Je vous propose également d'exempter les aides à l'investissement et au fonctionnement des très petits aéroports de moins de 200 000 passagers de l'examen au titre des aides d'État. Cette proposition me paraît d'autant plus justifiée que la Commission elle-même n'aura pas les moyens d'instruire tous ces dossiers. En outre, des garde-fous sont prévus puisque ces aides ne peuvent servir à financer un développement de capacité de l'aéroport, ni à soutenir le démarrage d'une nouvelle ligne.

Enfin, il serait approprié de préciser que les contrats de marketing et de publicité inclus dans le décompte des aides au démarrage sont ceux financés, totalement ou partiellement, sur fonds publics.

Je vous propose également de supprimer l'alinéa faisant référence à l'hypothèse d'une réduction ciblée des redevances aéroportuaires comme aide possible au démarrage d'une nouvelle ligne. Concrètement, c'est déjà le cas et il est inutile voire dangereux de le préciser. En effet, la modulation des redevances aéroportuaires est réglementée à l'article R. 224-2-2 du code de l'aviation civile. Il ne s'agit pour le moment pas d'une aide d'État, mais le risque est grand que la Commission européenne en vienne à une telle requalification à l'occasion de l'examen d'une plainte. Il semble donc peu approprié d'attirer délibérément l'attention de la Commission sur ce point. Quant à en faire l'unique modalité d'aide au démarrage, cela serait contradictoire avec la nécessité d'inclure les coûts de marketing et de publicité.
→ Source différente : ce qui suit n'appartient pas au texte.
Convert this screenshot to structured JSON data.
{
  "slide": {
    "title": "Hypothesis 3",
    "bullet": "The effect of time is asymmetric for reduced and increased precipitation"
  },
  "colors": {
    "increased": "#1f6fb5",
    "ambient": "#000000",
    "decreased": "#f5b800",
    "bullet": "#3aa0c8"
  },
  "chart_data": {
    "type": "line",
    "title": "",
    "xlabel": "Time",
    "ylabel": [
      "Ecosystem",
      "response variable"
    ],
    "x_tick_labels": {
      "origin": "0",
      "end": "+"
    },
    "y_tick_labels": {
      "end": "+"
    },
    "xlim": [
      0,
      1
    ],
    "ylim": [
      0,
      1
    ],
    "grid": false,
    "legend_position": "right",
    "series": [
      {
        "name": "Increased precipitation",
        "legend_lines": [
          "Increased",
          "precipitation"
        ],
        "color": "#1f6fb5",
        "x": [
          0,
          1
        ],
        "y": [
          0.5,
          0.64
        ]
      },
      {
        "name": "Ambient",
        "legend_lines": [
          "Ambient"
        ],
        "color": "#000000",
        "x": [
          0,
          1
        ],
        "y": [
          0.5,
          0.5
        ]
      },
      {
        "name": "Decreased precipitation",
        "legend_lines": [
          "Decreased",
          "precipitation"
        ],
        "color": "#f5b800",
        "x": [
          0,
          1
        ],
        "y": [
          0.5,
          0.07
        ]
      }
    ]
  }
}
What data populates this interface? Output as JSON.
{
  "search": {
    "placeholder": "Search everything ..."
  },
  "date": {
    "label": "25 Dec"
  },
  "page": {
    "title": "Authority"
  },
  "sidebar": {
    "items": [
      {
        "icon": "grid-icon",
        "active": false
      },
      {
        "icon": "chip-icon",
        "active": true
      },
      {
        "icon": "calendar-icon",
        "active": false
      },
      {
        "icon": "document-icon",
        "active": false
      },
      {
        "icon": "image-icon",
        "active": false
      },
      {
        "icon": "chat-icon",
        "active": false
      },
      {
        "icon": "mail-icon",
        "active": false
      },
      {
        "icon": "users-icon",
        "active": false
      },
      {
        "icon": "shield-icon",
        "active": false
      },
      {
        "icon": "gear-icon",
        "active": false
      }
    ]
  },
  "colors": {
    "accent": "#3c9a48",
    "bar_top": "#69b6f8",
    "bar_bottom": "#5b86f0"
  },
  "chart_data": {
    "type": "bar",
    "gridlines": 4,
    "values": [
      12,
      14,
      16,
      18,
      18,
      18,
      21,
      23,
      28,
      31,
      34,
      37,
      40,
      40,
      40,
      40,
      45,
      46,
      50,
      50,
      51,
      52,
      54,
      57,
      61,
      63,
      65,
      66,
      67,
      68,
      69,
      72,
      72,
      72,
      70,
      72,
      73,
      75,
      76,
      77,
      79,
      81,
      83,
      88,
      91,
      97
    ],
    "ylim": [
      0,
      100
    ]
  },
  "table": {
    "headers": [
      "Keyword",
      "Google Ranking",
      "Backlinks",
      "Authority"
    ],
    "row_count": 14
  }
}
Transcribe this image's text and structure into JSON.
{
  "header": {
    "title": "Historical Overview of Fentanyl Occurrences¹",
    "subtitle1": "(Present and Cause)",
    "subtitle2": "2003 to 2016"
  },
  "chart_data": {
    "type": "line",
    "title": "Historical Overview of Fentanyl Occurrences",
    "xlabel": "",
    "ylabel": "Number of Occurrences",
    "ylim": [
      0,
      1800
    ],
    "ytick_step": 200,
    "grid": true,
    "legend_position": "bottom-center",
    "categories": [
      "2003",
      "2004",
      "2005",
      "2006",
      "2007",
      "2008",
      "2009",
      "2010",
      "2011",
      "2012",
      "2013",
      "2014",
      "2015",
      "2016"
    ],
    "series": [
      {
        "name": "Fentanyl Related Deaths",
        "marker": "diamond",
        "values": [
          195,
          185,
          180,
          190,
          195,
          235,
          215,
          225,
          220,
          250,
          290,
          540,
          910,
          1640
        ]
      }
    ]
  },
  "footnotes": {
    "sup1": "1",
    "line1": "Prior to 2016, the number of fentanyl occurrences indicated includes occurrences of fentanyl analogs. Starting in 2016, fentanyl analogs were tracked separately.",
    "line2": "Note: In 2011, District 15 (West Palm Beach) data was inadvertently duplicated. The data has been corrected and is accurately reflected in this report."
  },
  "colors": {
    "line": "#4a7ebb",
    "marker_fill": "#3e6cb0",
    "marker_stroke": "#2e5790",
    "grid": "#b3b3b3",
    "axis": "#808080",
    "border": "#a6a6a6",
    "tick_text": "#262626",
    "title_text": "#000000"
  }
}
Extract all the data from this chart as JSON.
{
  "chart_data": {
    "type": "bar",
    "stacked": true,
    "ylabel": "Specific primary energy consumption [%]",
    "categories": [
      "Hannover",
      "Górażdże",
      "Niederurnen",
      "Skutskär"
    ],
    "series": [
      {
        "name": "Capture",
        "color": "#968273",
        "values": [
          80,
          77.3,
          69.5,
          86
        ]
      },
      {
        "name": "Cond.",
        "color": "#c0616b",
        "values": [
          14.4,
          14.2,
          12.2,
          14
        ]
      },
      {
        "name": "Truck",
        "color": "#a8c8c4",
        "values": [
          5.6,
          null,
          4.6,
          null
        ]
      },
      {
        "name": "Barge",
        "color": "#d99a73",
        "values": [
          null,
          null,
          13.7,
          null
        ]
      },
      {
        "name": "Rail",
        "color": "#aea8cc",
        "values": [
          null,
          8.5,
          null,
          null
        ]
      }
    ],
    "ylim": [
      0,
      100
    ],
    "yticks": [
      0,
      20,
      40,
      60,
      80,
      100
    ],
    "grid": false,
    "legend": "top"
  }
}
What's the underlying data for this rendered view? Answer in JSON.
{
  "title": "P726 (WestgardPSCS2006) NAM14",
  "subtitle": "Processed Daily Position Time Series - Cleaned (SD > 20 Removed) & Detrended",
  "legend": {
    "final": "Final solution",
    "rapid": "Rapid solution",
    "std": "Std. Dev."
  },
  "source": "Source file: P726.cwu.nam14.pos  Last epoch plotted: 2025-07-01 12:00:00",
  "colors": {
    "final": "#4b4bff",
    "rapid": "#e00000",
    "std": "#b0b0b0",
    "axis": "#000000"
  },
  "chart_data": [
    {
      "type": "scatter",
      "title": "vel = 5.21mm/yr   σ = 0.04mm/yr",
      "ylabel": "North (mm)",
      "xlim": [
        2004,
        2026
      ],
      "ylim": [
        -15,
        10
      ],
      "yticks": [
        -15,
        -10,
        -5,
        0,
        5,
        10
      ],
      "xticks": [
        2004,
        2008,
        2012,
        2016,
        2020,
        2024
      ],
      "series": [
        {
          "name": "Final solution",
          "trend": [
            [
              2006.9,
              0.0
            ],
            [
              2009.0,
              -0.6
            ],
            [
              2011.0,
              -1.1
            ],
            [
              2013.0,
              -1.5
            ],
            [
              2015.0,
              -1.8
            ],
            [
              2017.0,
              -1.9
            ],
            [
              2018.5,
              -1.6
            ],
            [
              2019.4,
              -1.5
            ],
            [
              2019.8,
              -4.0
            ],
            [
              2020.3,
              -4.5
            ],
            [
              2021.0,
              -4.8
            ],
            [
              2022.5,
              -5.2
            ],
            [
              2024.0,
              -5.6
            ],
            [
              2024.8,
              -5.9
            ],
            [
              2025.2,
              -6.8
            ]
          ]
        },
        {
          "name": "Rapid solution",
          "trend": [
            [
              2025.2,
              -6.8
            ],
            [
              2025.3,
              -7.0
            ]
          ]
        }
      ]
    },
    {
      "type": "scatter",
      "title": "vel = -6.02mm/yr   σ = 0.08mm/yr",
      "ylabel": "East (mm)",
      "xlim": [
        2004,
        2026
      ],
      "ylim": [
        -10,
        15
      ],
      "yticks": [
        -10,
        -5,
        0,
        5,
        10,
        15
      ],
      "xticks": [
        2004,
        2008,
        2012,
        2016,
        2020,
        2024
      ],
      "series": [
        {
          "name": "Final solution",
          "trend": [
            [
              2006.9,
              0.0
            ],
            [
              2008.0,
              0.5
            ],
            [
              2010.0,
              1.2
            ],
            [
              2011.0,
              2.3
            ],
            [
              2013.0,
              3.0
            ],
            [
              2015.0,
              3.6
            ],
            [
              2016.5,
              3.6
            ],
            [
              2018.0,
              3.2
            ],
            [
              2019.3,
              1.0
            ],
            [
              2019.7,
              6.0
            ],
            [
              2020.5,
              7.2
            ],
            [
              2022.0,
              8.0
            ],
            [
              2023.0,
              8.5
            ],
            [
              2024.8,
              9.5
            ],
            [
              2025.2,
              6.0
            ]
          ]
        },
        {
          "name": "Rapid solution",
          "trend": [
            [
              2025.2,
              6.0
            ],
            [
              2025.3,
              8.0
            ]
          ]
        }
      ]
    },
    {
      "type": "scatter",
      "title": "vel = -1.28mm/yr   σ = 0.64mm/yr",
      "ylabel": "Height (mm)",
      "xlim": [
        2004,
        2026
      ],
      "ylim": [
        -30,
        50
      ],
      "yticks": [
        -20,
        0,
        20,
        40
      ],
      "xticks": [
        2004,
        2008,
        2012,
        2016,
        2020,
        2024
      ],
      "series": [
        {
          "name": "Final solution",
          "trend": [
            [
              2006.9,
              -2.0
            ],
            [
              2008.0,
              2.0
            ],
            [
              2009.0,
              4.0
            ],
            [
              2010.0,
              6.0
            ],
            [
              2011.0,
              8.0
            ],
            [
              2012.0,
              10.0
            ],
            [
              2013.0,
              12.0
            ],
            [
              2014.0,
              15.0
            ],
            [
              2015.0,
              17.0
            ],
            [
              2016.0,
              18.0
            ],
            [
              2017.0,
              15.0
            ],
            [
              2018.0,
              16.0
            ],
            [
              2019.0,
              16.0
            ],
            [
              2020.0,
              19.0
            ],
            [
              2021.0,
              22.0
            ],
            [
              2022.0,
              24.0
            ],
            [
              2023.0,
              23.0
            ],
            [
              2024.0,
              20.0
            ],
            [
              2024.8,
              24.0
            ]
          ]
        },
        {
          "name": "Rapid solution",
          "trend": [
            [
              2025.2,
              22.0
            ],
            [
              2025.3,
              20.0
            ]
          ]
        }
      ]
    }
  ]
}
Je vous invite aussi à supprimer l'alinéa relatif à la gouvernance des aéroports régionaux. La PPRE demande au Gouvernement de désigner la région comme collectivité pilote dans la gestion des aéroports, ce qui perturbe l'équilibre actuellement défini à l'article 28 de la loi du 13 août 2004 relative aux libertés et aux responsabilités locales. Le droit en vigueur laisse en effet aux collectivités une possibilité souple, celle de s'entendre pour définir la collectivité pilote. Ce n'est qu'en l'absence d'accord que le préfet peut désigner un chef de file, sachant que, sous certaines conditions, la région est prioritaire si elle est candidate. Je pense qu'il est préférable de s'en tenir à cette solution équilibrée, qui paraît mieux adaptée à la prise en compte des contextes locaux. Quant à établir un schéma cohérent de rationalisation de notre parc d'aéroports, cela relève davantage d'une réflexion à l'échelle du territoire national et ne concerne pas la Commission européenne. Le sujet est par conséquent trop éloigné de l'objet de cette PPRE, mais je reconnais volontiers que cette question mérite d'être approfondie.

Dans le même ordre d'idées, il faudra se pencher sur le transfert de la propriété du sol, de l'État aux collectivités, en retenant un mécanisme similaire au compromis de la loi du 13 août 2004, pour définir la collectivité concédante, mais ce point dépasse le cadre de cette PPRE et relève davantage des prochains projets de loi de décentralisation que nous aurons à examiner.

Le sujet des aéroports régionaux est à la fois technique et politique, et bien sûr éminemment stratégique pour l'aménagement du territoire. Sans doute serait-il souhaitable que notre commission s'y intéresse davantage dans un avenir proche, par exemple à l'occasion d'une mission d'information.